Monica Yanakiew
Correspondente da EBC na Argentina
Buenos Aires – Seis dias após o acidente de trem em Buenos Aires que matou 51 pessoas e feriu mais de 700, o governo argentino anunciou hoje (28) a intervenção, por duas semanas, na empresa Trens de Buenos Aires (TBA).
A empresa obteve em 1995 concessões do Estado para operar as linhas Sarmiento e Mitre, que transportam 300 mil passageiros por dia. O acidente, o terceiro pior desde 1970, ocorreu na linha Sarmiento, no último dia 22, quando um trem não conseguiu frear a tempo e bateu na barreira da plataforma da estação do bairro Once – uma das mais movimentadas da capital argentina.
Em entrevista coletiva, o ministro do Planejamento, Júlio de Vido, explicou que a intervenção, decidida pela própria presidenta Cristina Kirchner, tem por objetivo garantir a segurança dos passageiros enquanto a Justiça investiga os motivos do acidente. Além de nomear um interventor, Raul Barido, o governo mobilizou a Comissão Nacional de Regulamentação do Transporte, empresas estatais do setor ferroviário e prefeitos dos municípios por onde passam as duas linhas de trem.

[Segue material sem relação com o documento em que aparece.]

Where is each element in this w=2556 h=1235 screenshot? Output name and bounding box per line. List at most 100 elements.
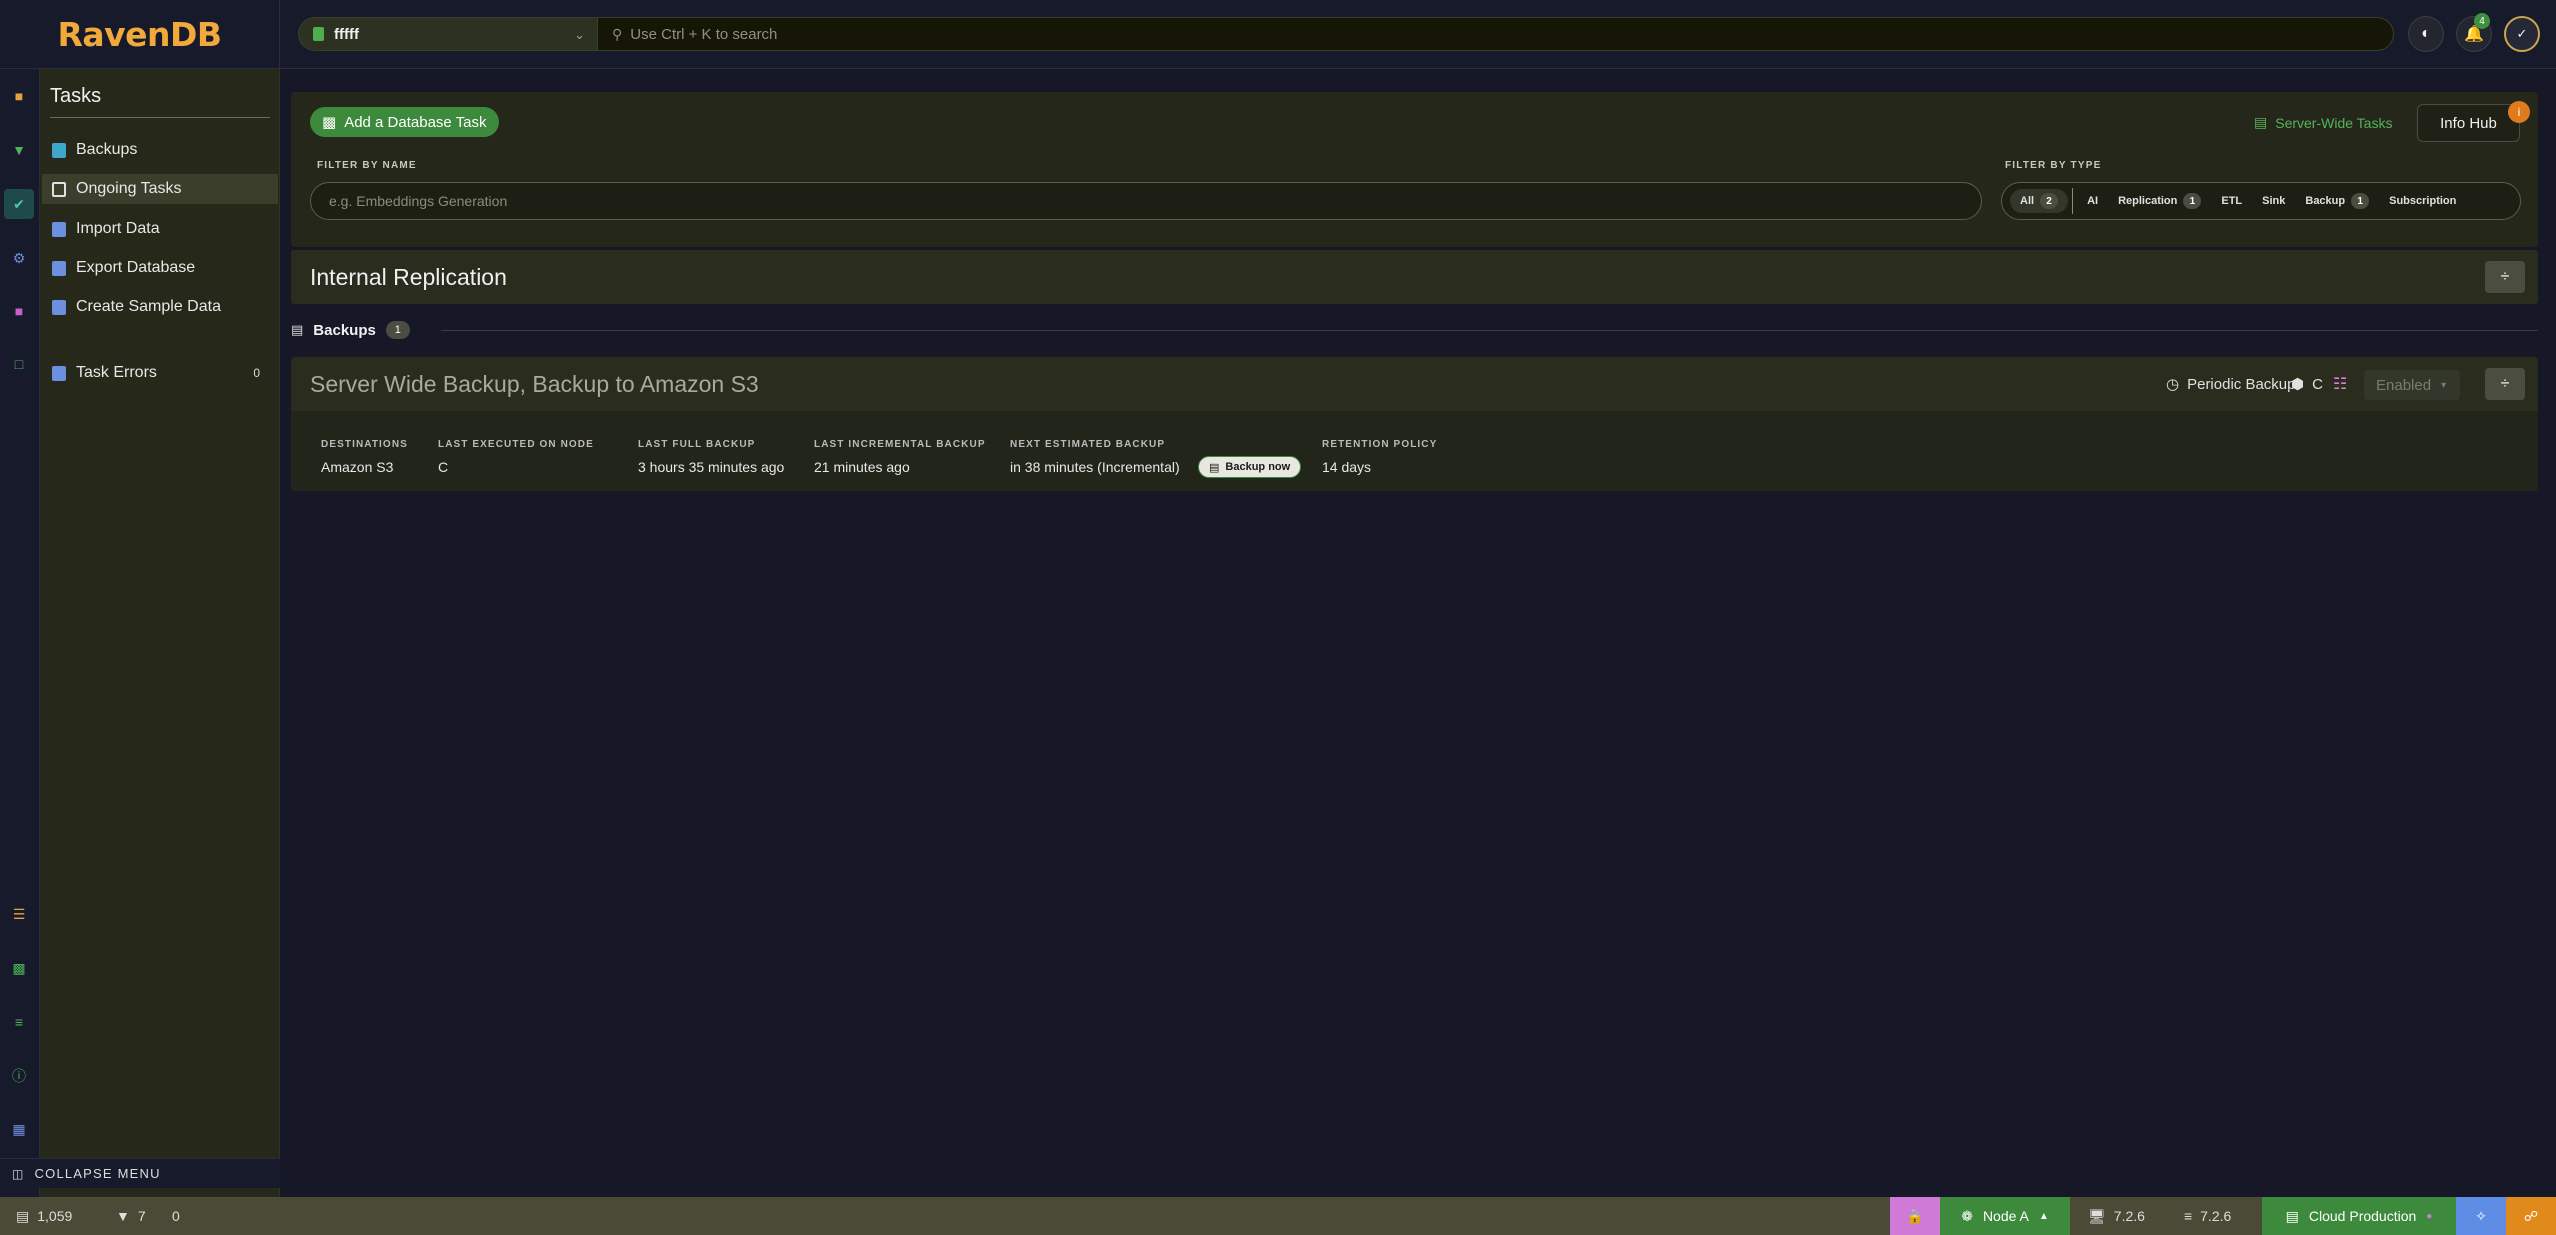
stats-icon[interactable]: ■ [10,302,28,320]
type-filter-subscription[interactable]: Subscription [2379,189,2466,213]
settings-icon[interactable]: ⚙ [10,249,28,267]
documents-icon: ▤ [16,1207,30,1224]
type-label: Subscription [2389,195,2457,207]
task-header: Server Wide Backup, Backup to Amazon S3 … [291,357,2538,411]
expand-collapse-button[interactable]: ÷ [2485,368,2525,400]
shards-icon: ☷ [2333,376,2348,393]
cluster-icon[interactable]: ≡ [10,1013,28,1031]
menu-item-import-data[interactable]: Import Data [42,214,278,244]
last-incremental-value: 21 minutes ago [814,459,910,475]
search-input[interactable] [630,25,2331,43]
server-wide-tasks-link[interactable]: ▤ Server-Wide Tasks [2254,114,2392,131]
server-version[interactable]: ≡ 7.2.6 [2184,1197,2231,1235]
expand-collapse-button[interactable]: ÷ [2485,261,2525,293]
network-button[interactable]: ✧ [2456,1197,2506,1235]
section-divider [441,330,2538,331]
task-errors-count: 0 [253,366,260,380]
menu-item-ongoing-tasks[interactable]: Ongoing Tasks [42,174,278,204]
next-estimated-value: in 38 minutes (Incremental) [1010,459,1180,475]
theme-toggle-button[interactable]: ◐ [2408,16,2444,52]
destinations-value: Amazon S3 [321,459,394,475]
sample-data-icon [52,299,66,315]
type-label: AI [2087,195,2099,207]
environment-label: Cloud Production [2308,1208,2417,1224]
support-button[interactable]: ☍ [2506,1197,2556,1235]
menu-item-label: Create Sample Data [76,298,221,315]
indexes-icon: ▼ [116,1208,130,1224]
task-state-toggle[interactable]: Enabled ▾ [2364,370,2460,400]
info-icon[interactable]: ⓘ [10,1067,28,1085]
indexes-icon[interactable]: ▼ [10,141,28,159]
database-icon [313,27,324,41]
type-label: Sink [2262,195,2286,207]
ravendb-logo[interactable]: RavenDB [0,0,280,69]
filter-name-input[interactable] [329,193,1949,209]
type-filter-backup[interactable]: Backup 1 [2295,189,2379,213]
profile-button[interactable]: ✓ [2504,16,2540,52]
notifications-count-badge: 4 [2474,13,2490,29]
type-filter-ai[interactable]: AI [2077,189,2108,213]
type-filter-group: All 2 AI Replication 1 ETL Sink Backup 1 [2001,182,2521,220]
collapse-menu-label: COLLAPSE MENU [34,1166,161,1181]
type-filter-replication[interactable]: Replication 1 [2108,189,2211,213]
menu-divider [50,117,270,118]
node-selector[interactable]: ❁ Node A ▲ [1940,1197,2070,1235]
errors-count[interactable]: 0 [172,1197,180,1235]
collapse-menu-button[interactable]: ◫ COLLAPSE MENU [0,1158,280,1188]
lock-icon: 🔒 [1906,1207,1924,1224]
storage-icon[interactable]: ☰ [10,905,28,923]
search-icon: ⚲ [612,25,623,42]
chart-icon[interactable]: □ [10,355,28,373]
menu-item-task-errors[interactable]: Task Errors 0 [42,358,278,388]
chevron-down-icon: ▾ [2441,379,2447,391]
next-estimated-label: NEXT ESTIMATED BACKUP [1010,439,1166,450]
indexes-count[interactable]: ▼ 7 [116,1197,146,1235]
type-filter-all[interactable]: All 2 [2010,189,2069,213]
backup-now-button[interactable]: ▤ Backup now [1198,456,1302,478]
info-hub-button[interactable]: Info Hub [2417,104,2520,142]
errors-count-value: 0 [172,1208,180,1224]
backups-section-label: Backups [313,321,376,339]
type-filter-etl[interactable]: ETL [2211,189,2252,213]
filter-panel: ▩ Add a Database Task ▤ Server-Wide Task… [291,92,2538,247]
menu-item-backups[interactable]: Backups [42,135,278,165]
server-icon: ≡ [2184,1208,2193,1224]
filter-by-name-label: FILTER BY NAME [317,160,417,171]
last-full-backup-value: 3 hours 35 minutes ago [638,459,785,475]
info-hub-label: Info Hub [2440,114,2497,132]
task-type-label: Periodic Backup [2187,375,2296,393]
menu-item-create-sample-data[interactable]: Create Sample Data [42,292,278,322]
database-selector[interactable]: fffff ⌄ [298,17,598,51]
migrate-icon[interactable]: ▩ [10,959,28,977]
docs-icon[interactable]: ▦ [10,1120,28,1138]
client-version-value: 7.2.6 [2113,1208,2145,1224]
last-node-value: C [438,459,449,475]
info-hub-badge: i [2508,101,2530,123]
menu-item-label: Task Errors [76,364,157,381]
backups-section-count: 1 [385,321,410,339]
add-database-task-button[interactable]: ▩ Add a Database Task [310,107,499,137]
tasks-icon[interactable]: ✔ [4,189,34,219]
type-label: Replication [2118,195,2178,207]
global-search: ⚲ [598,17,2394,51]
environment-indicator[interactable]: ▤ Cloud Production ● [2262,1197,2456,1235]
documents-count[interactable]: ▤ 1,059 [16,1197,72,1235]
backups-icon [52,142,66,158]
collapse-icon: ÷ [2500,375,2510,392]
task-title[interactable]: Server Wide Backup, Backup to Amazon S3 [310,371,759,398]
client-version[interactable]: 🖥 7.2.6 [2088,1197,2145,1235]
database-icon: ▤ [1209,461,1220,474]
task-state-label: Enabled [2376,376,2432,394]
monitor-icon: 🖥 [2088,1207,2106,1224]
type-count: 2 [2040,193,2059,209]
menu-item-export-database[interactable]: Export Database [42,253,278,283]
indexes-count-value: 7 [137,1208,146,1224]
documents-count-value: 1,059 [37,1208,73,1224]
add-task-label: Add a Database Task [344,113,487,131]
type-filter-sink[interactable]: Sink [2252,189,2295,213]
main-content: ▩ Add a Database Task ▤ Server-Wide Task… [281,70,2556,1197]
documents-icon[interactable]: ■ [10,87,28,105]
lock-button[interactable]: 🔒 [1890,1197,1940,1235]
destinations-label: DESTINATIONS [321,439,408,450]
menu-item-label: Import Data [76,220,160,237]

“O sistema ferroviário argentino vem sofrendo uma gigantesca deterioração desde 1958 até 2003”, disse De Vido. “Quase meio milhão de pessoas usam essas duas linhas diariamente. É nossa obrigação velar pela segurança dos usuários”.
O secretário de Transporte, Juan Pablo Schiavi, lembrou que 80% dos passageiros “são trabalhadores” e precisam continuar usando o trem. Por isso, disse, “o Estado estará mais presente” até que os peritos determinem se os vagões e trilhos têm problemas e se podem operar normalmente.
Ontem (27), a presidenta Cristina Kirchner falou pela primeira vez sobre o acidente. “A perícia para determinar os responsáveis diretos e indiretos [do acidente] pode durar mais de 15 dias e não quero que digam que a presidenta está fixando os prazos da Justiça, mas os 40 milhões de argentinos e as vítimas precisam saber”, disse Cristina, em discurso.
O acidente reabriu o debate na Argentina sobre as privatizações das estatais, ocorridas na década de 90, durante o governo de Carlos Menem. Especialistas dizem que os contratos foram mal feitos porque beneficiaram as empresas que receberam concessões. As empresas que operam linhas de passageiros, como a TBA, não são obrigadas e investir em infraestrutura – os trens, os trilhos e a sinalização pertencem ao Estado, que também concede volumosos subsídios para manter os preços baixos. Mas o Estado tampouco tem os mecanismos para obrigá-las a cuidar da manutenção.
“Os inspetores da Comissão Nacional de Regulamentação do Transporte podem apontar falhas e recomendar consertos, mas as empresas podem recorrer à Justiça e dilatar os prazos”, explicou, em entrevista à Agência Brasil, o presidente do Instituto Argentino de Ferrovias, Pablo Martorelli. Segundo ele, o último programa de investimento no sistema ferroviário argentino data de 1999, época das privatizações. Somente em 2003, durante o governo de Nestor Kirchner – marido de Cristina, morto em outubro do ano passado –, o Estado rescindiu contratos de concessões com empresas privadas e investiu na recuperação de algumas linhas.